马儿抬起头来。沙斯塔抚摩着它那光滑得像缎子一样的鼻子,说道:”老人家,我但愿你能说话啊。”
接着,他一时间认为他是在做梦,因为,尽管声音低沉,马儿十分清晰地开口道:”我是能够说话的。”
沙斯塔盯住马儿的大眼睛直瞧,他自己的眼睛也惊讶得睁大了,几乎跟马眼一般大。
“你究竟怎么学会说话的呀?”他问。
“别嚷嚷!嗓门儿不用这么大,”马儿回答道,”我原来住的地方,几乎所有的动物都说话。”
“那个地方究竟在哪儿?”沙斯塔问。
“在纳尼亚,”马儿答道,”纳尼亚乐土——纳尼亚有着石南茂盛的山岭和百里香遍地的丘陵。纳尼亚河流众多,峡谷水声温湿,山洞长满苍苔,幽深的树林里响彻小矮人的锤声。纳尼亚的空气多么芬芳啊!纳尼亚生活一小时胜过在卡乐门生活一千年。”结尾是一声马嘶,听上去很像一声长叹。
“你怎么上这儿来的?”沙斯塔问。
“给绑架来的,”马儿说道,”也可以说是给偷来或俘虏来的——你爱怎么说都行。我那时不过是一头小马驹。我的母亲警告过我,叫我别逛到南边的山坡去,别闯进阿钦兰或阿钦兰之外的地方去,可是我不肯听它的话。天哪,我为我的愚蠢付出了代价。所有这些年月,我一直是人的奴隶,隐藏我真正的本性,假装哑巴,假装愚蠢,假装就像他们的马儿那样。”
“为什么你不告诉他们你是谁呢?”
“我才不是那种傻瓜呢。一旦他们发现了我是谁,他们就会送我到市场上去展览,比过去更加小心地看管我。我逃走的最后机会也就完蛋了。”
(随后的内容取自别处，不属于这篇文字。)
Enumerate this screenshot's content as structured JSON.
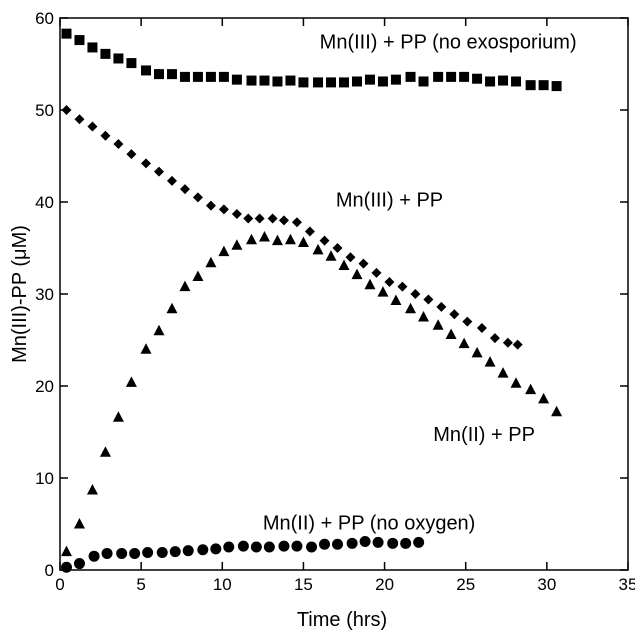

“那又为什么——”沙斯塔开始说道,可是马儿打断了他的话。
“注意啰,”马儿说,”我们千万不要把时间浪费在不相干的问题上了。你要打听我的主人泰坎安拉丁?哦,他是个坏人,他对待我可不太坏,因为过分亏待一匹战马,后果就太严重了。然而,你与其明天到他王府里去做一个奴隶,还不如今天夜里躺下去死掉的好。”
“那么我还是逃跑的好。”沙斯塔说道,脸色都急得煞白了。
“是的,你还是逃跑的好,”马儿说,”可你为什么不跟我一起逃跑呢?”
“你也要逃跑吗?。沙斯塔说。
“是的,如果你愿意跟我一起走的话。”马儿答道,”对咱们俩,这都是个机会。你瞧,如果我自己跑出去,却没有个骑马的人,每个看见我的人都会说我是一头‘走失的马’,就会拼命来追我了。有个骑马的人,我才能通行无阻。那就是你可以帮我忙的地方。另一方面,靠你那愚蠢可笑的两腿,(人的腿真是荒唐可笑!)你是没法儿走远的,总要被追上来逮住的。然而骑在我身上,你就可以把这个国家里其他任何马儿都远远地抛在后面。那就是我可以帮你忙的地方。顺便问一句,你大概懂得怎样骑马吧?”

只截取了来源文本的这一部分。